One of President Obama’s top second-term priorities will be realized Wednesday with the finalization of a major new rule meant to curb conflicts of interests in financial advising that has the potential to reshape the retirement planning industry.
The Labor Department is set to publish the final rule Wednesday, a year after it was proposed and 13 months after Obama called for it at an event at the AARP. Labor Secretary Tom Perez and Obama economic adviser Jeff Zients are expected to announce the rule Wednesday at an event at the Center for American Progress in Washington, with Massachusetts Sen. Elizabeth Warren and other members of Congress.
The new regulations would broaden the category of financial advisers, brokers and agents who are required to act in the bests interests of their clients.
Many brokers and insurers currently are not held to that “fiduciary” standard. As a result, according to the White House’s research, savers lose $17 billion annually because their agents steer them toward inappropriate high-fee products for which they receive kickbacks. At particular risk are people rolling over company 401(k)s, for which their advisers are fiduciaries, into Individual Retirement Accounts.
The new fiduciary rule, which has received stiff opposition from the financial services industry, would take effect in April 2017, shortly after Obama leaves office, but it faces still more obstacles before it changes the way financial advising works. House Speaker Paul Ryan has pledged to try to block it from ever taking effect, and business groups have suggested that a legal challenge may be in store.
Republicans have warned that many small businesses and low-income savers will lose access to advice under the new rules, because of the potential legal costs and paperwork.
“These new rules will level the playing field so that retirement advisers will compete based on the quality of advice they give,” said Zients, director of Obama’s National Economic Council, in a phone call with reporters Tuesday. “Make no mistake, there are some powerful interests aligned against us, insisting that the only good rule is no rule at all.”
Zients added a warning to industry critics of the fiduciary standard: “If your business model rests on bilking hard-working Americans out of their retirement money, then you shouldn’t be in business.”
The final rule includes many changes to the version proposed a year ago, in response to the massive feedback, including four days of public hearings.

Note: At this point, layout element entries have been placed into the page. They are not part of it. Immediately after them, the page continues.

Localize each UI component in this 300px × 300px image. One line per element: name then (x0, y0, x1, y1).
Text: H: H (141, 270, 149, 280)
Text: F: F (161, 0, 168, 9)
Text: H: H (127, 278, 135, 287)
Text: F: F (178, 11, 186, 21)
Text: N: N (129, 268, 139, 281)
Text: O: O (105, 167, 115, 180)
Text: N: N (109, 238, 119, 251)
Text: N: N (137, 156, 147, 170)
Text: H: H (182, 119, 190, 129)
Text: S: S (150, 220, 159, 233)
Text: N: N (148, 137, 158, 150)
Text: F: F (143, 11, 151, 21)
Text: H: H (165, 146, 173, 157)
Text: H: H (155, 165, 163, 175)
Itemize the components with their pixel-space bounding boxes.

Specifically, reacting to concerns that advisers could be held liable to savers just for advertising their companies or even talking about investments on talk shows or in print, the rule guarantees that purely educational activities won’t trigger a fiduciary duty to investors.

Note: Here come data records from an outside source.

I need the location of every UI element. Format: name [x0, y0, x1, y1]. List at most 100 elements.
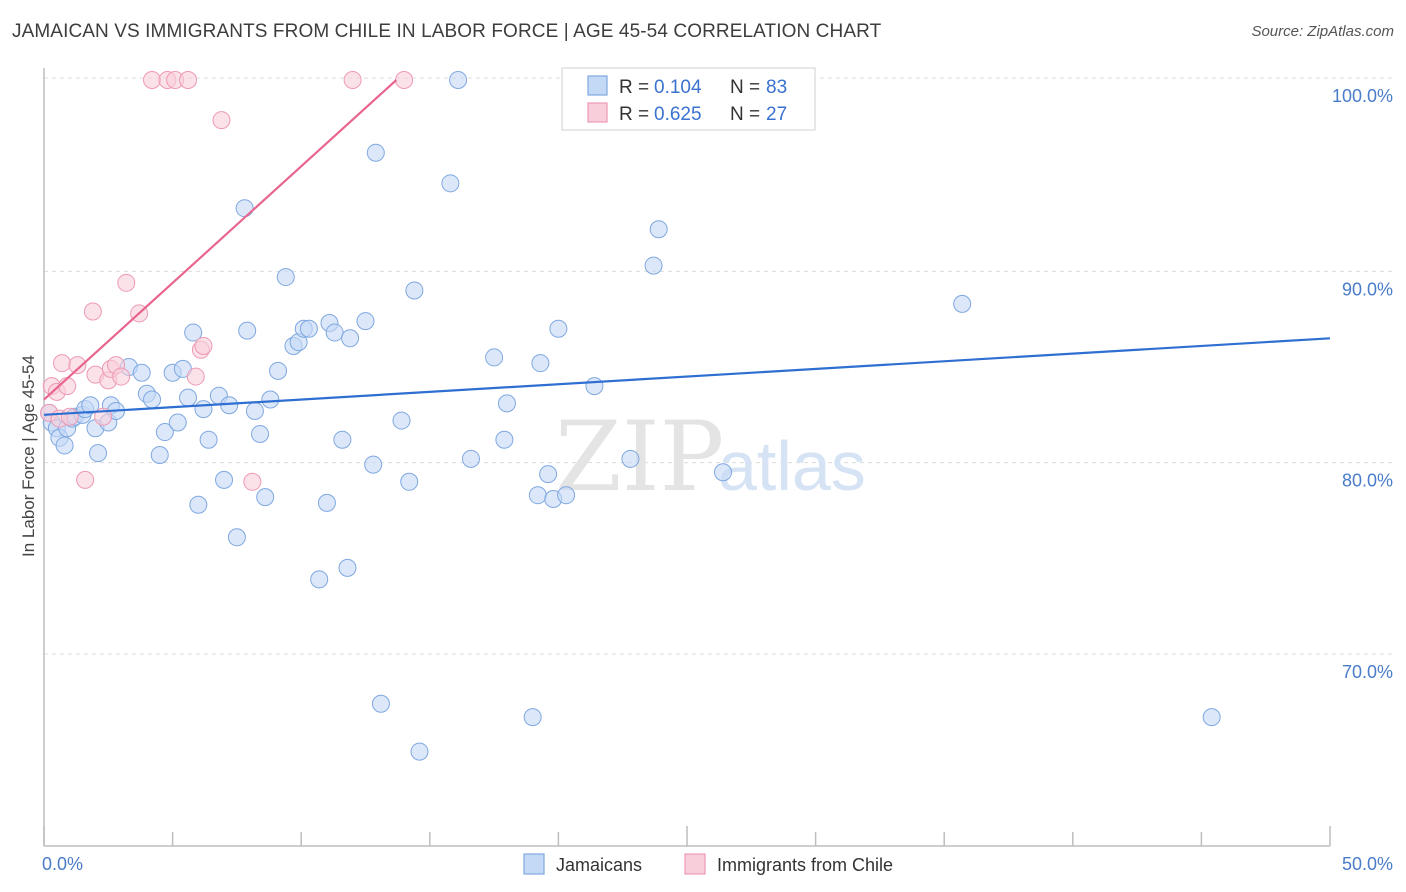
- chile-point-25: [212, 111, 231, 130]
- jamaicans-point-66: [497, 394, 516, 413]
- jamaicans-point-45: [299, 319, 318, 338]
- chile-point-22: [186, 367, 205, 386]
- jamaicans-point-54: [364, 455, 383, 474]
- y-tick-label-100: 100.0%: [1332, 86, 1393, 106]
- chile-points: [40, 71, 414, 491]
- chile-point-6: [60, 407, 79, 426]
- stats-legend-r-label-1: R =: [619, 77, 649, 98]
- jamaicans-point-65: [495, 430, 514, 449]
- jamaicans-point-23: [168, 413, 187, 432]
- stats-legend-n-value-2: 27: [766, 104, 787, 125]
- jamaicans-point-35: [238, 321, 257, 340]
- jamaicans-point-69: [531, 354, 550, 373]
- jamaicans-point-77: [649, 220, 668, 239]
- y-tick-label-80: 80.0%: [1342, 471, 1393, 491]
- y-axis-label: In Labor Force | Age 45-54: [19, 355, 38, 557]
- stats-legend-swatch-blue: [587, 75, 608, 96]
- chile-trend-line: [43, 79, 398, 401]
- jamaicans-point-38: [256, 488, 275, 507]
- jamaicans-point-62: [449, 71, 468, 89]
- jamaicans-point-26: [184, 323, 203, 342]
- jamaicans-point-25: [179, 388, 198, 407]
- jamaicans-point-34: [235, 199, 254, 218]
- jamaicans-point-68: [528, 486, 547, 505]
- jamaicans-point-81: [953, 294, 972, 313]
- jamaicans-point-74: [585, 377, 604, 396]
- series-legend: Jamaicans Immigrants from Chile: [523, 853, 893, 875]
- jamaicans-point-39: [261, 390, 280, 409]
- jamaicans-point-29: [199, 430, 218, 449]
- stats-legend-r-value-2: 0.625: [654, 104, 702, 125]
- jamaicans-point-36: [245, 402, 264, 421]
- jamaicans-point-56: [371, 694, 390, 713]
- chile-point-7: [68, 356, 87, 375]
- chart-source: Source: ZipAtlas.com: [1251, 23, 1394, 40]
- jamaicans-point-58: [400, 472, 419, 491]
- chile-point-21: [179, 71, 198, 89]
- chile-point-24: [194, 336, 213, 355]
- series-legend-label-chile: Immigrants from Chile: [717, 855, 893, 875]
- jamaicans-point-55: [366, 143, 385, 162]
- jamaicans-point-28: [194, 400, 213, 419]
- jamaicans-point-59: [405, 281, 424, 300]
- jamaicans-point-76: [644, 256, 663, 275]
- jamaicans-point-40: [269, 361, 288, 380]
- trend-lines: [43, 79, 1331, 416]
- watermark-atlas: atlas: [718, 427, 866, 505]
- y-tick-label-70: 70.0%: [1342, 662, 1393, 682]
- series-legend-label-jamaicans: Jamaicans: [556, 855, 642, 875]
- jamaicans-point-75: [621, 449, 640, 468]
- jamaicans-point-17: [132, 363, 151, 382]
- stats-legend-swatch-pink: [587, 102, 608, 123]
- stats-legend-r-value-1: 0.104: [654, 77, 702, 98]
- watermark: ZIP atlas: [555, 401, 866, 513]
- jamaicans-point-63: [461, 449, 480, 468]
- jamaicans-point-67: [523, 708, 542, 727]
- stats-legend-r-label-2: R =: [619, 104, 649, 125]
- chile-point-28: [395, 71, 414, 89]
- jamaicans-point-46: [310, 570, 329, 589]
- jamaicans-point-52: [341, 329, 360, 348]
- jamaicans-point-57: [392, 411, 411, 430]
- jamaicans-point-61: [441, 174, 460, 193]
- jamaicans-point-72: [549, 319, 568, 338]
- jamaicans-point-19: [143, 390, 162, 409]
- stats-legend-n-label-1: N =: [730, 77, 760, 98]
- jamaicans-point-47: [317, 493, 336, 512]
- y-tick-label-90: 90.0%: [1342, 279, 1393, 299]
- jamaicans-point-41: [276, 268, 295, 287]
- y-tick-labels: 70.0% 80.0% 90.0% 100.0%: [1332, 86, 1393, 682]
- x-tick-label-max: 50.0%: [1342, 854, 1393, 874]
- jamaicans-point-49: [325, 323, 344, 342]
- chile-point-4: [53, 354, 72, 373]
- jamaicans-point-50: [333, 430, 352, 449]
- jamaicans-point-31: [215, 470, 234, 489]
- jamaicans-point-10: [81, 396, 100, 415]
- jamaicans-point-20: [150, 446, 169, 465]
- jamaicans-point-82: [1202, 708, 1221, 727]
- x-tick-label-min: 0.0%: [42, 854, 83, 874]
- chile-point-5: [58, 377, 77, 396]
- chile-point-9: [83, 302, 102, 321]
- stats-legend-n-value-1: 83: [766, 77, 787, 98]
- jamaicans-point-4: [55, 436, 74, 455]
- x-ticks: [43, 826, 1331, 846]
- jamaicans-point-73: [557, 486, 576, 505]
- jamaicans-point-78: [714, 463, 733, 482]
- jamaicans-point-70: [539, 465, 558, 484]
- chile-point-16: [117, 273, 136, 292]
- stats-legend: R = 0.104 N = 83 R = 0.625 N = 27: [561, 67, 816, 131]
- jamaicans-point-64: [485, 348, 504, 367]
- jamaicans-point-51: [338, 558, 357, 577]
- jamaicans-point-33: [227, 528, 246, 547]
- grid-lines: [44, 77, 1395, 655]
- chile-point-8: [76, 470, 95, 489]
- chile-point-18: [143, 71, 162, 89]
- chile-point-26: [243, 472, 262, 491]
- stats-legend-n-label-2: N =: [730, 104, 760, 125]
- jamaicans-trend-line: [43, 337, 1331, 416]
- jamaicans-point-12: [89, 444, 108, 463]
- series-legend-swatch-jamaicans: [523, 853, 545, 875]
- jamaicans-point-60: [410, 742, 429, 761]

The final rule also modifies the contract that advisers can sign with clients to guarantee that they will act in their interests and still work on commission. The list of assets that could be sold within the contract is gone, and any asset will be eligible.
Many small businesses that offer 401(k) plans will be given relief from the requirement. Under the proposed rule, businesses would have had to manage at least $100 million to be considered large and sophisticated enough to be given a carve-out. The final rule responds to industry criticism of that cut-off by lowering it to $50 million.
More latitude, too, is given to proprietary products, such as annuities, for which it might be harder to establish that they are the best option for the client. Also, the disclosure requirements for advisers were slimmed down.
The combined changes are unlikely to mollify the industry. Ahead of the rule’s release, David Hirschmann, president of the U.S. Chamber of Commerce’s Center for Capital Markets Competitiveness, said that unless the group sees “fundamental changes, this rule will remain unworkable and we will consider every approach to address our concerns.”
Nevertheless, the Obama administration argued that the rule would go far in aiding the middle class in preparing for retirement.
“I am quite confident that the industry will be able to comply,” Perez told reporters Tuesday.
The industry argument that it will be unable to serve low-income people under the fiduciary standard “is akin to saying that doctors and lawyers who practice in underserved communities ought to be allowed a little malpractice,” Perez said.